PET/CT Radiomic Sequencer for Prediction of EGFR and KRAS Mutation Status in NSCLC Patients

The aim of this study was to develop radiomic models using PET/CT radiomic features with different machine learning approaches for finding best predictive epidermal growth factor receptor (EGFR) and Kirsten rat sarcoma viral oncogene (KRAS) mutation status. Patients images including PET and CT [diagnostic (CTD) and low dose CT (CTA)] were pre-processed using wavelet (WAV), Laplacian of Gaussian (LOG) and 64 bin discretization (BIN) (alone or in combinations) and several features from images were extracted. The prediction performance of model was checked using the area under the receiver operator characteristic (ROC) curve (AUC).
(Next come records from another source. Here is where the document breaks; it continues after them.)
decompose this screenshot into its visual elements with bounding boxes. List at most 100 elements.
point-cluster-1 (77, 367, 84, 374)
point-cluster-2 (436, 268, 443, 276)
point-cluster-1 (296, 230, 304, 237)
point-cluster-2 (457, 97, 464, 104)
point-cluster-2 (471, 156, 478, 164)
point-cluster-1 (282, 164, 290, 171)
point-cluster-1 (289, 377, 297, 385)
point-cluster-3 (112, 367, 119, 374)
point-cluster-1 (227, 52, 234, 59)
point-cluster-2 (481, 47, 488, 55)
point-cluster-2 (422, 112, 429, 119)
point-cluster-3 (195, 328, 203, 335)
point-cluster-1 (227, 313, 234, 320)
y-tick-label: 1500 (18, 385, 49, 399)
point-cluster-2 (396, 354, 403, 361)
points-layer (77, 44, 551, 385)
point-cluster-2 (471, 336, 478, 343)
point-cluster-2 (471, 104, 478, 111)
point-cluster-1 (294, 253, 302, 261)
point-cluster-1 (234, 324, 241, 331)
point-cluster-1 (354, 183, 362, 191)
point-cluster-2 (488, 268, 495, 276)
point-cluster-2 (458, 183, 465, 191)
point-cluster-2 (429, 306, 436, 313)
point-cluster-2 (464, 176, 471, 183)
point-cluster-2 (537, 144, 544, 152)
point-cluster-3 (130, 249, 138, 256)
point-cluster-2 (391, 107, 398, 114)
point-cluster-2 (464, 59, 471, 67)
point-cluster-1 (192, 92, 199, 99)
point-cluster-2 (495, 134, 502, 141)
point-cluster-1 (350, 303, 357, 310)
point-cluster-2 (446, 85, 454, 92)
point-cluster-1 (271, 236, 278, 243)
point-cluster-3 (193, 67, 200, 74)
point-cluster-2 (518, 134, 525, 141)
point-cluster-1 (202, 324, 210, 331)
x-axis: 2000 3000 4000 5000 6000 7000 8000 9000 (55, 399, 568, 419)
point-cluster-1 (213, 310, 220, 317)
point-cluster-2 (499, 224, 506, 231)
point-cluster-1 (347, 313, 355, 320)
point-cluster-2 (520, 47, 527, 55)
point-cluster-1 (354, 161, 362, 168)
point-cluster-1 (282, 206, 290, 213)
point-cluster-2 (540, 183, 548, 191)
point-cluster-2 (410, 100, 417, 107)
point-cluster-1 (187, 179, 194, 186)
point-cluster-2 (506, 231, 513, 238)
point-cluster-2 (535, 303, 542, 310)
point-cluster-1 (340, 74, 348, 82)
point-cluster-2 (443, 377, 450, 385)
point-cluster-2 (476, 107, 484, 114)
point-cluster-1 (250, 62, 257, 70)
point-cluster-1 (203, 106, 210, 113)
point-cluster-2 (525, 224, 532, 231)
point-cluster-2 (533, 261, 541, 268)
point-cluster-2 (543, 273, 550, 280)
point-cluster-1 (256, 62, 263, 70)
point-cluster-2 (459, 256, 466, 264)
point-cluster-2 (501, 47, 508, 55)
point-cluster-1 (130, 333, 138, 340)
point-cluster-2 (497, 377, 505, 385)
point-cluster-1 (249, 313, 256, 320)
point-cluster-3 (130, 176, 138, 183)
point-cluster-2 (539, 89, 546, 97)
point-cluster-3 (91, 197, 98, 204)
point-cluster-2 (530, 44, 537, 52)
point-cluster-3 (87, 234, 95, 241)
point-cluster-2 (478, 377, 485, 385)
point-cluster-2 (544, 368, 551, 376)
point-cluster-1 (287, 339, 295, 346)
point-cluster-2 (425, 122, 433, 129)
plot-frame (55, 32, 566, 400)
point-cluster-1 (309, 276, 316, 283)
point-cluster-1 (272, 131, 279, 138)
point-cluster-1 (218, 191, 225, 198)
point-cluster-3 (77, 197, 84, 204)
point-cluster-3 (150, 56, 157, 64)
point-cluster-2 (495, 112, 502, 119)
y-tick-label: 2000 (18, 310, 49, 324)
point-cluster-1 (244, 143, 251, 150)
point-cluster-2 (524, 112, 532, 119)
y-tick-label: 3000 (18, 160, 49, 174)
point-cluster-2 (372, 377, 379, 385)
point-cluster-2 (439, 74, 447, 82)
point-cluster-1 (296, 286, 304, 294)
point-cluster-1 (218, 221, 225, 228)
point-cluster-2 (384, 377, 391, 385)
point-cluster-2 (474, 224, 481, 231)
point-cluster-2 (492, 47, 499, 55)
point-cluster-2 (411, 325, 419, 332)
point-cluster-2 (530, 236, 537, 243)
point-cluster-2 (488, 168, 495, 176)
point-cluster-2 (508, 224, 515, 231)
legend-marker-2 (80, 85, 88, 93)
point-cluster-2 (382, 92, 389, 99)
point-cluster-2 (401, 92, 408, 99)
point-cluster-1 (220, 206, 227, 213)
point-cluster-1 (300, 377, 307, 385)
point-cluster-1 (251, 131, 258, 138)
Results showed a wide range of radiomic model AUC performances up to 0.75 in prediction of EGFR and KRAS mutation status. Combination of K-Best and variance threshold feature selector with logistic regression (LREG) classifier in diagnostic CT scan led to the best performance in EGFR (CTD-BIN+B-KB+LREG, AUC: mean 0.75 sd 0.10) and KRAS (CTD-BIN-LOG-WAV+B-VT+LREG, AUC: mean 0.75 sd 0.07) respectively. Additionally, incorporating PET, kept AUC values at ~0.74. When considering conventional features only, highest predictive performance was achieved by PET SUVpeak (AUC: 0.69) for EGFR and by PET MTV (AUC: 0.55) for KRAS. In comparison with conventional PET parameters such as standard uptake value, radiomic models were found as more predictive. Our findings demonstrated that non-invasive and reliable radiomics analysis can be successfully used to predict EGFR and KRAS mutation status in NSCLC patients.